ARM and Intel have different performance characteristics: a case study in random number generation

By Daniel Lemire

In my previous post, I reviewed a new fast random number generator called wyhash. I commented that I expected it to do well on x64 processors (Intel and AMD), but not so well on ARM processors.

Let us review again wyhash:

uint64_t wyhash64_x; uint64_t wyhash64() { wyhash64_x += 0x60bee2bee120fc15; __uint128_t tmp; tmp = (__uint128_t) wyhash64_x * 0xa3b195354a39b70d; uint64_t m1 = (tmp >> 64) ^ tmp; tmp = (__uint128_t)m1 * 0x1b03738712fad5c9; uint64_t m2 = (tmp >> 64) ^ tmp; return m2; } 

(Source code)

It is only two multiplications (plus a few cheap operations like add and XOR), but these are full multiplications producing a 128-bit output.

Let us compared with a similar but conventional generator (splitmix) developed by Steele et al. and part of the Java library:

 uint64_t splitmix64(void) { splitmix64_x += 0x9E3779B97F4A7C15; uint64_t z = splitmix64_x; z = (z ^ (z >> 30)) * 0xBF58476D1CE4E5B9; z = (z ^ (z >> 27)) * 0x94D049BB133111EB; return z ^ (z >> 31); } 

We have three multiplications this time. So you would expect splitmix to be slower. And it is, on x64 processors.

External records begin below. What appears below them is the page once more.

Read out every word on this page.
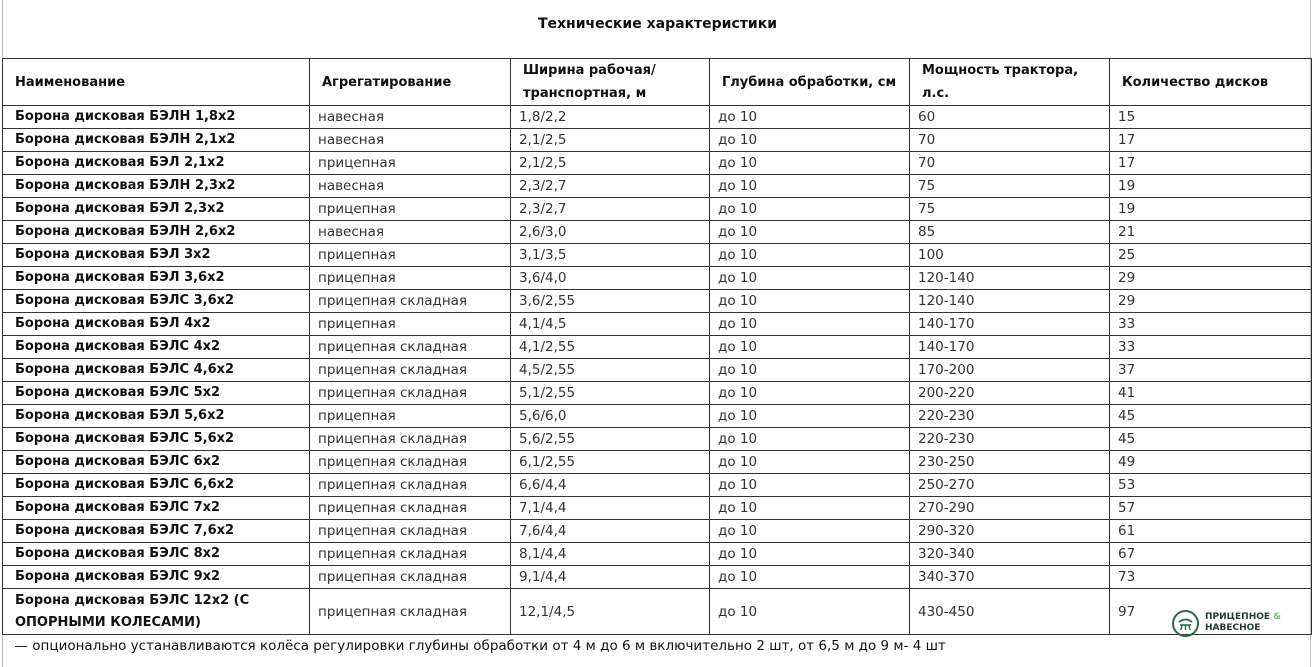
Технические характеристики
Наименование	Агрегатирование	Ширина рабочая/ транспортная, м	Глубина обработки, см	Мощность трактора, л.с.	Количество дисков
Борона дисковая БЭЛН 1,8х2	навесная	1,8/2,2	до 10	60	15
Борона дисковая БЭЛН 2,1х2	навесная	2,1/2,5	до 10	70	17
Борона дисковая БЭЛ 2,1х2	прицепная	2,1/2,5	до 10	70	17
Борона дисковая БЭЛН 2,3х2	навесная	2,3/2,7	до 10	75	19
Борона дисковая БЭЛ 2,3х2	прицепная	2,3/2,7	до 10	75	19
Борона дисковая БЭЛН 2,6х2	навесная	2,6/3,0	до 10	85	21
Борона дисковая БЭЛ 3х2	прицепная	3,1/3,5	до 10	100	25
Борона дисковая БЭЛ 3,6х2	прицепная	3,6/4,0	до 10	120-140	29
Борона дисковая БЭЛС 3,6х2	прицепная складная	3,6/2,55	до 10	120-140	29
Борона дисковая БЭЛ 4х2	прицепная	4,1/4,5	до 10	140-170	33
Борона дисковая БЭЛС 4х2	прицепная складная	4,1/2,55	до 10	140-170	33
Борона дисковая БЭЛС 4,6х2	прицепная складная	4,5/2,55	до 10	170-200	37
Борона дисковая БЭЛС 5х2	прицепная складная	5,1/2,55	до 10	200-220	41
Борона дисковая БЭЛ 5,6х2	прицепная	5,6/6,0	до 10	220-230	45
Борона дисковая БЭЛС 5,6х2	прицепная складная	5,6/2,55	до 10	220-230	45
Борона дисковая БЭЛС 6х2	прицепная складная	6,1/2,55	до 10	230-250	49
Борона дисковая БЭЛС 6,6х2	прицепная складная	6,6/4,4	до 10	250-270	53
Борона дисковая БЭЛС 7х2	прицепная складная	7,1/4,4	до 10	270-290	57
Борона дисковая БЭЛС 7,6х2	прицепная складная	7,6/4,4	до 10	290-320	61
Борона дисковая БЭЛС 8х2	прицепная складная	8,1/4,4	до 10	320-340	67
Борона дисковая БЭЛС 9х2	прицепная складная	9,1/4,4	до 10	340-370	73
Борона дисковая БЭЛС 12х2 (С ОПОРНЫМИ КОЛЕСАМИ)	прицепная складная	12,1/4,5	до 10	430-450	97
— опционально устанавливаются колёса регулировки глубины обработки от 4 м до 6 м включительно 2 шт, от 6,5 м до 9 м- 4 шт					
ПРИЦЕПНОЕ &
НАВЕСНОЕ
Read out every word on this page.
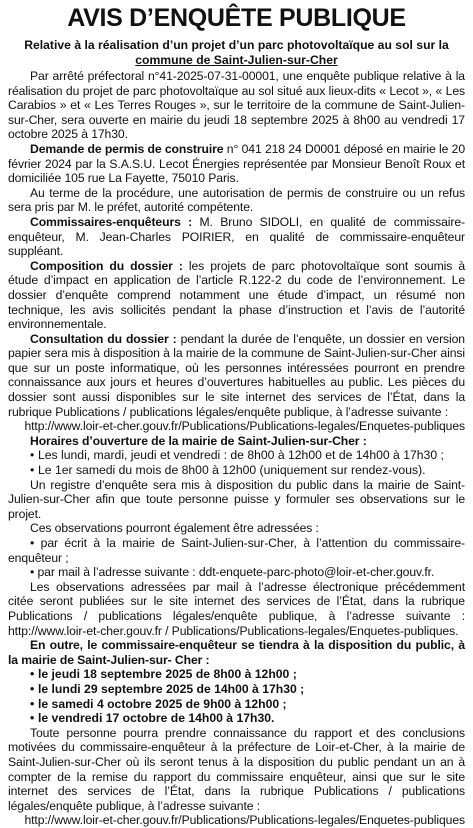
AVIS D’ENQUÊTE PUBLIQUE
Relative à la réalisation d’un projet d’un parc photovoltaïque au sol sur la
commune de Saint-Julien-sur-Cher

Par arrêté préfectoral n°41-2025-07-31-00001, une enquête publique relative à la réalisation du projet de parc photovoltaïque au sol situé aux lieux-dits « Lecot », « Les Carabios » et « Les Terres Rouges », sur le territoire de la commune de Saint-Julien-sur-Cher, sera ouverte en mairie du jeudi 18 septembre 2025 à 8h00 au vendredi 17 octobre 2025 à 17h30.

Demande de permis de construire n° 041 218 24 D0001 déposé en mairie le 20 février 2024 par la S.A.S.U. Lecot Énergies représentée par Monsieur Benoît Roux et domiciliée 105 rue La Fayette, 75010 Paris.

Au terme de la procédure, une autorisation de permis de construire ou un refus sera pris par M. le préfet, autorité compétente.

Commissaires-enquêteurs : M. Bruno SIDOLI, en qualité de commissaire-enquêteur, M. Jean-Charles POIRIER, en qualité de commissaire-enquêteur suppléant.

Composition du dossier : les projets de parc photovoltaïque sont soumis à étude d’impact en application de l’article R.122-2 du code de l’environnement. Le dossier d’enquête comprend notamment une étude d’impact, un résumé non technique, les avis sollicités pendant la phase d’instruction et l’avis de l’autorité environnementale.

Consultation du dossier : pendant la durée de l’enquête, un dossier en version papier sera mis à disposition à la mairie de la commune de Saint-Julien-sur-Cher ainsi que sur un poste informatique, où les personnes intéressées pourront en prendre connaissance aux jours et heures d’ouvertures habituelles au public. Les pièces du dossier sont aussi disponibles sur le site internet des services de l’État, dans la rubrique Publications / publications légales/enquête publique, à l’adresse suivante :

http://www.loir-et-cher.gouv.fr/Publications/Publications-legales/Enquetes-publiques

Horaires d’ouverture de la mairie de Saint-Julien-sur-Cher :

• Les lundi, mardi, jeudi et vendredi : de 8h00 à 12h00 et de 14h00 à 17h30 ;
• Le 1er samedi du mois de 8h00 à 12h00 (uniquement sur rendez-vous).

Un registre d’enquête sera mis à disposition du public dans la mairie de Saint-Julien-sur-Cher afin que toute personne puisse y formuler ses observations sur le projet.

Ces observations pourront également être adressées :

• par écrit à la mairie de Saint-Julien-sur-Cher, à l’attention du commissaire-enquêteur ;

• par mail à l’adresse suivante : ddt-enquete-parc-photo@loir-et-cher.gouv.fr.

Les observations adressées par mail à l’adresse électronique précédemment citée seront publiées sur le site internet des services de l’État, dans la rubrique Publications / publications légales/enquête publique, à l’adresse suivante : http://www.loir-et-cher.gouv.fr / Publications/Publications-legales/Enquetes-publiques.

En outre, le commissaire-enquêteur se tiendra à la disposition du public, à la mairie de Saint-Julien-sur- Cher :

• le jeudi 18 septembre 2025 de 8h00 à 12h00 ;
• le lundi 29 septembre 2025 de 14h00 à 17h30 ;
• le samedi 4 octobre 2025 de 9h00 à 12h00 ;
• le vendredi 17 octobre de 14h00 à 17h30.

Toute personne pourra prendre connaissance du rapport et des conclusions motivées du commissaire-enquêteur à la préfecture de Loir-et-Cher, à la mairie de Saint-Julien-sur-Cher où ils seront tenus à la disposition du public pendant un an à compter de la remise du rapport du commissaire enquêteur, ainsi que sur le site internet des services de l’État, dans la rubrique Publications / publications légales/enquête publique, à l’adresse suivante :

http://www.loir-et-cher.gouv.fr/Publications/Publications-legales/Enquetes-publiques
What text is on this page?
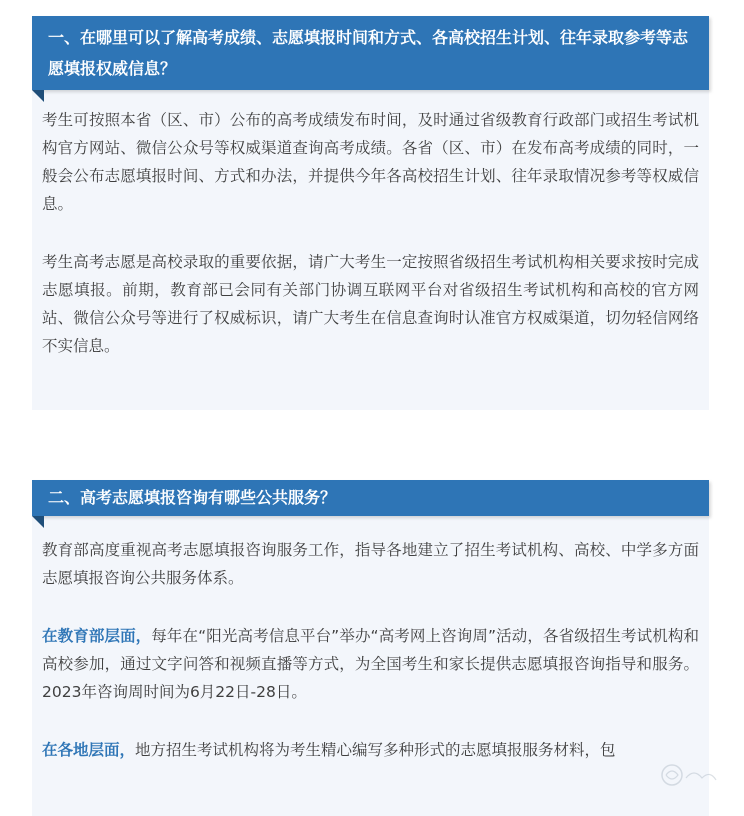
一、在哪里可以了解高考成绩、志愿填报时间和方式、各高校招生计划、往年录取参考等志愿填报权威信息？

考生可按照本省（区、市）公布的高考成绩发布时间，及时通过省级教育行政部门或招生考试机构官方网站、微信公众号等权威渠道查询高考成绩。各省（区、市）在发布高考成绩的同时，一般会公布志愿填报时间、方式和办法，并提供今年各高校招生计划、往年录取情况参考等权威信息。

考生高考志愿是高校录取的重要依据，请广大考生一定按照省级招生考试机构相关要求按时完成志愿填报。前期，教育部已会同有关部门协调互联网平台对省级招生考试机构和高校的官方网站、微信公众号等进行了权威标识，请广大考生在信息查询时认准官方权威渠道，切勿轻信网络不实信息。

二、高考志愿填报咨询有哪些公共服务？

教育部高度重视高考志愿填报咨询服务工作，指导各地建立了招生考试机构、高校、中学多方面志愿填报咨询公共服务体系。

在教育部层面，每年在“阳光高考信息平台”举办“高考网上咨询周”活动，各省级招生考试机构和高校参加，通过文字问答和视频直播等方式，为全国考生和家长提供志愿填报咨询指导和服务。2023年咨询周时间为6月22日-28日。

在各地层面，地方招生考试机构将为考生精心编写多种形式的志愿填报服务材料，包
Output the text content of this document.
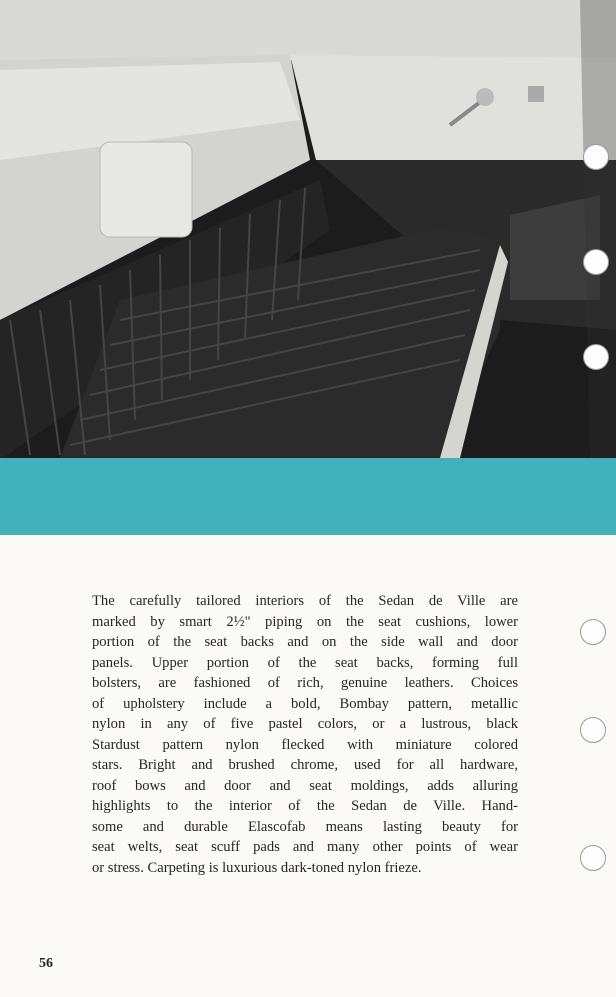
The carefully tailored interiors of the Sedan de Ville are
marked by smart 2½" piping on the seat cushions, lower
portion of the seat backs and on the side wall and door
panels. Upper portion of the seat backs, forming full
bolsters, are fashioned of rich, genuine leathers. Choices
of upholstery include a bold, Bombay pattern, metallic
nylon in any of five pastel colors, or a lustrous, black
Stardust pattern nylon flecked with miniature colored
stars. Bright and brushed chrome, used for all hardware,
roof bows and door and seat moldings, adds alluring
highlights to the interior of the Sedan de Ville. Hand-
some and durable Elascofab means lasting beauty for
seat welts, seat scuff pads and many other points of wear
or stress. Carpeting is luxurious dark-toned nylon frieze.
56
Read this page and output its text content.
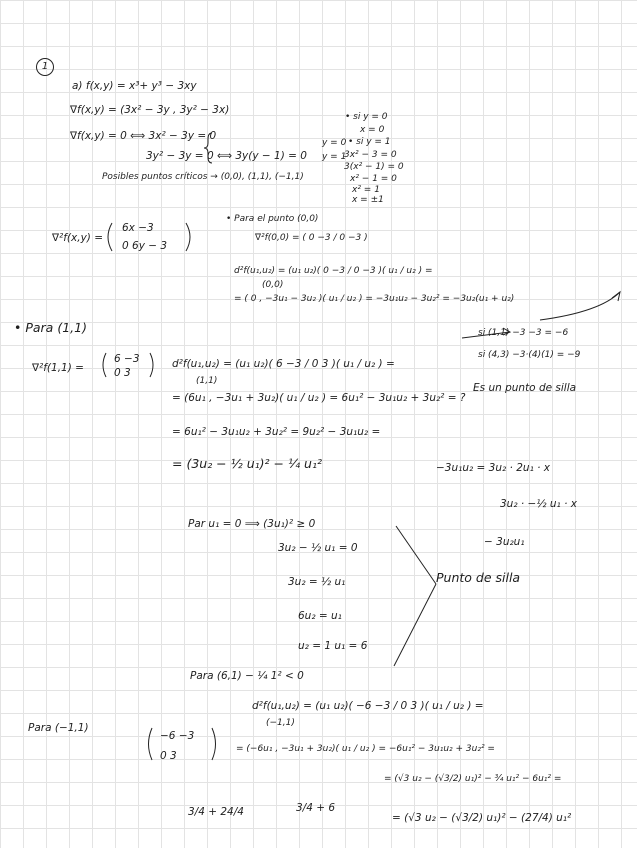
1
a) f(x,y) = x³+ y³ − 3xy
∇f(x,y) = (3x² − 3y , 3y² − 3x)
∇f(x,y) = 0 ⟺ 3x² − 3y = 0
3y² − 3y = 0 ⟺ 3y(y − 1) = 0
y = 0
y = 1
Posibles puntos críticos → (0,0), (1,1), (−1,1)
• si y = 0
x = 0
• si y = 1
3x² − 3 = 0
3(x² − 1) = 0
x² − 1 = 0
x² = 1
x = ±1
∇²f(x,y) =
6x −3
0 6y − 3
• Para el punto (0,0)
∇²f(0,0) = ( 0 −3 / 0 −3 )
d²f(u₁,u₂) = (u₁ u₂)( 0 −3 / 0 −3 )( u₁ / u₂ ) =
(0,0)
= ( 0 , −3u₁ − 3u₂ )( u₁ / u₂ ) = −3u₁u₂ − 3u₂² = −3u₂(u₁ + u₂)
si (1,1) −3 −3 = −6
si (4,3) −3·(4)(1) = −9
Es un punto de silla
• Para (1,1)
∇²f(1,1) =
6 −3
0 3
d²f(u₁,u₂) = (u₁ u₂)( 6 −3 / 0 3 )( u₁ / u₂ ) =
(1,1)
= (6u₁ , −3u₁ + 3u₂)( u₁ / u₂ ) = 6u₁² − 3u₁u₂ + 3u₂² = ?
= 6u₁² − 3u₁u₂ + 3u₂² = 9u₂² − 3u₁u₂ =
= (3u₂ − ½ u₁)² − ¼ u₁²	−3u₁u₂ = 3u₂ · 2u₁ · x
3u₂ · −½ u₁ · x
− 3u₂u₁
Par u₁ = 0 ⟹ (3u₁)² ≥ 0
3u₂ − ½ u₁ = 0
3u₂ = ½ u₁
6u₂ = u₁
u₂ = 1 u₁ = 6
Punto de silla
Para (6,1) − ¼ 1² < 0
Para (−1,1)
−6 −3
0 3
d²f(u₁,u₂) = (u₁ u₂)( −6 −3 / 0 3 )( u₁ / u₂ ) =
(−1,1)
= (−6u₁ , −3u₁ + 3u₂)( u₁ / u₂ ) = −6u₁² − 3u₁u₂ + 3u₂² =
= (√3 u₂ − (√3/2) u₁)² − ¾ u₁² − 6u₁² =
= (√3 u₂ − (√3/2) u₁)² − (27/4) u₁²
3/4 + 24/4	3/4 + 6
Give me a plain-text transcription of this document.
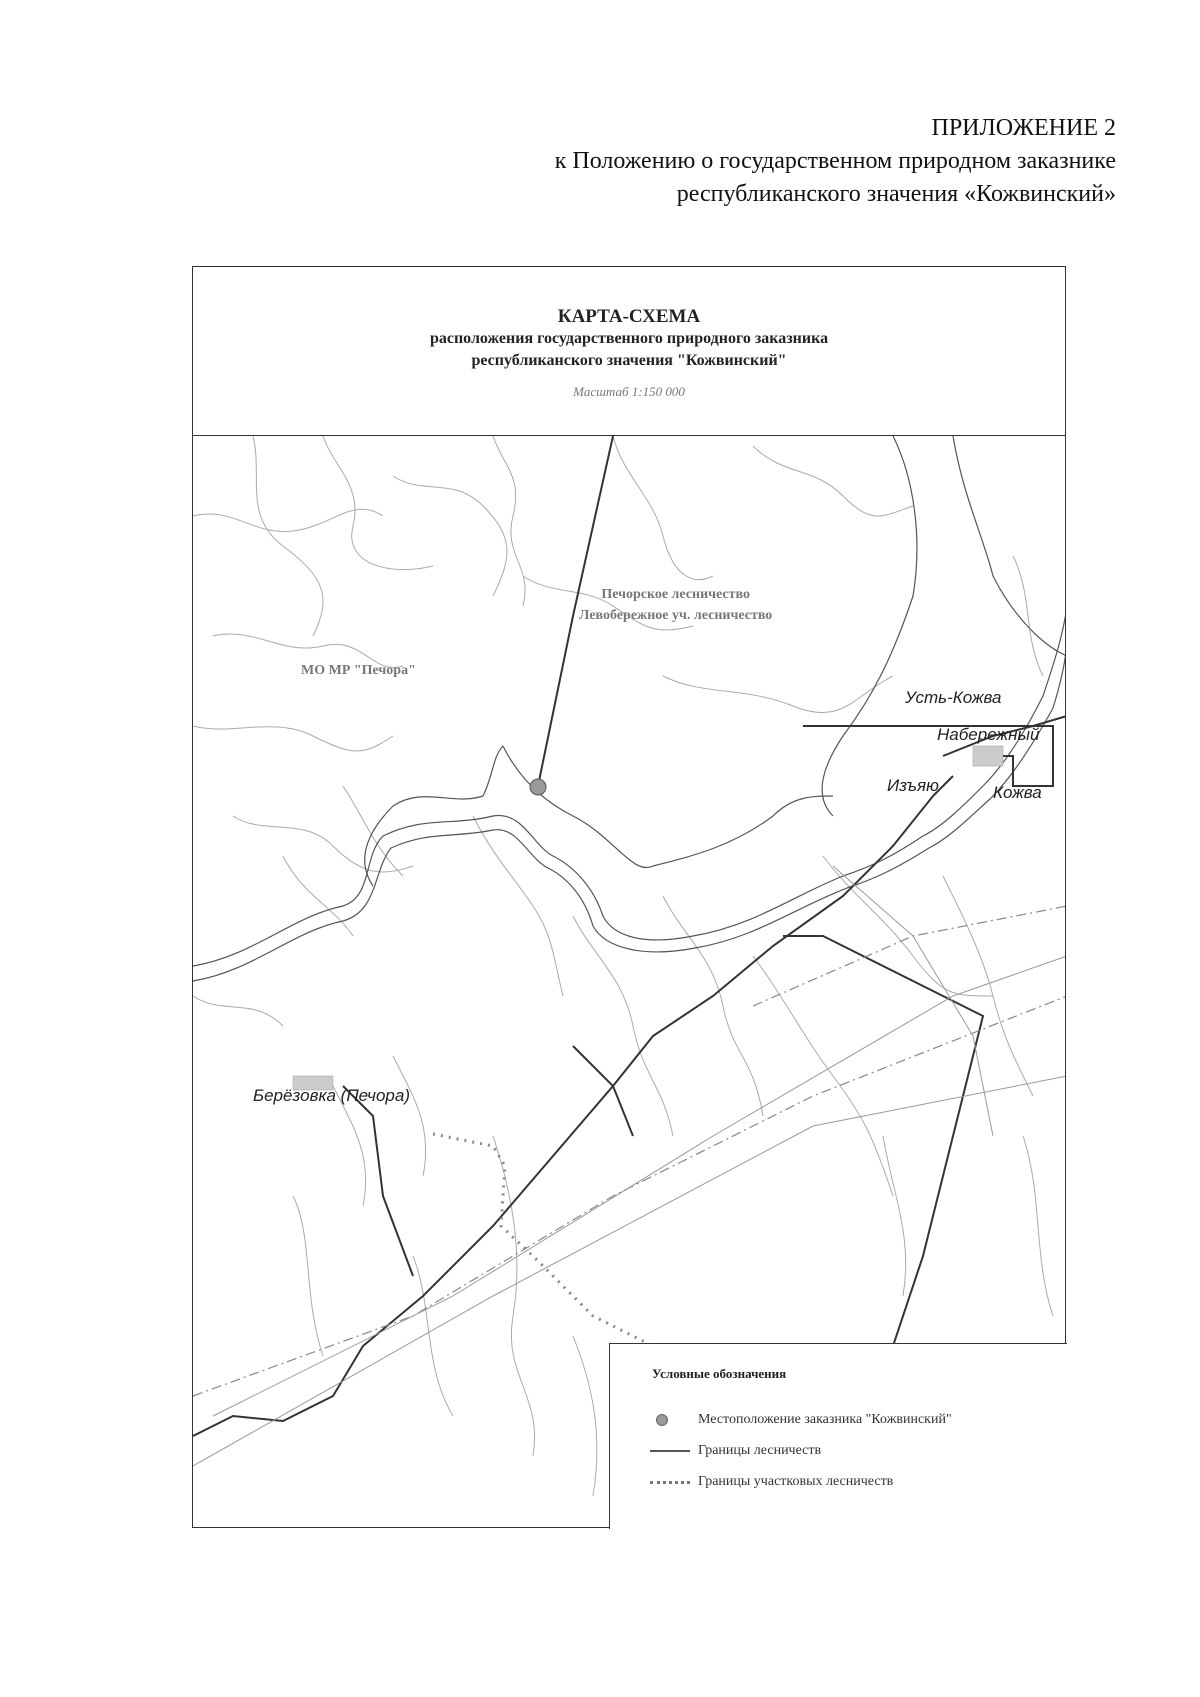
ПРИЛОЖЕНИЕ 2
к Положению о государственном природном заказнике
республиканского значения «Кожвинский»
КАРТА-СХЕМА
расположения государственного природного заказника
республиканского значения "Кожвинский"
Масштаб 1:150 000
Печорское лесничество
Левобережное уч. лесничество
МО МР "Печора"
Усть-Кожва
Набережный
Изъяю	Кожва
Берёзовка (Печора)
Условные обозначения
Местоположение заказника "Кожвинский"
Границы лесничеств
Границы участковых лесничеств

Let me reuse my benchmark where I simply sum up 524288 random integers are record how long it takes…

Skylake x64 Skylark ARM
wyhash 0.5 ms 8.8 ms
splitmix 2.6 ms 2.6 ms

According to my tests, on the x64 processor, wyhash is five times faster than splitmix. When I switch to my ARM server, wyhash becomes 4 times slower.

The difference is that the computation of the most significant bits of a 64-bit product on an ARM processor requires a separate and expensive instruction.

Note: I have about half a million integers, so if you double my numbers, you will get a rough estimate of the number of integers generated per nanosecond.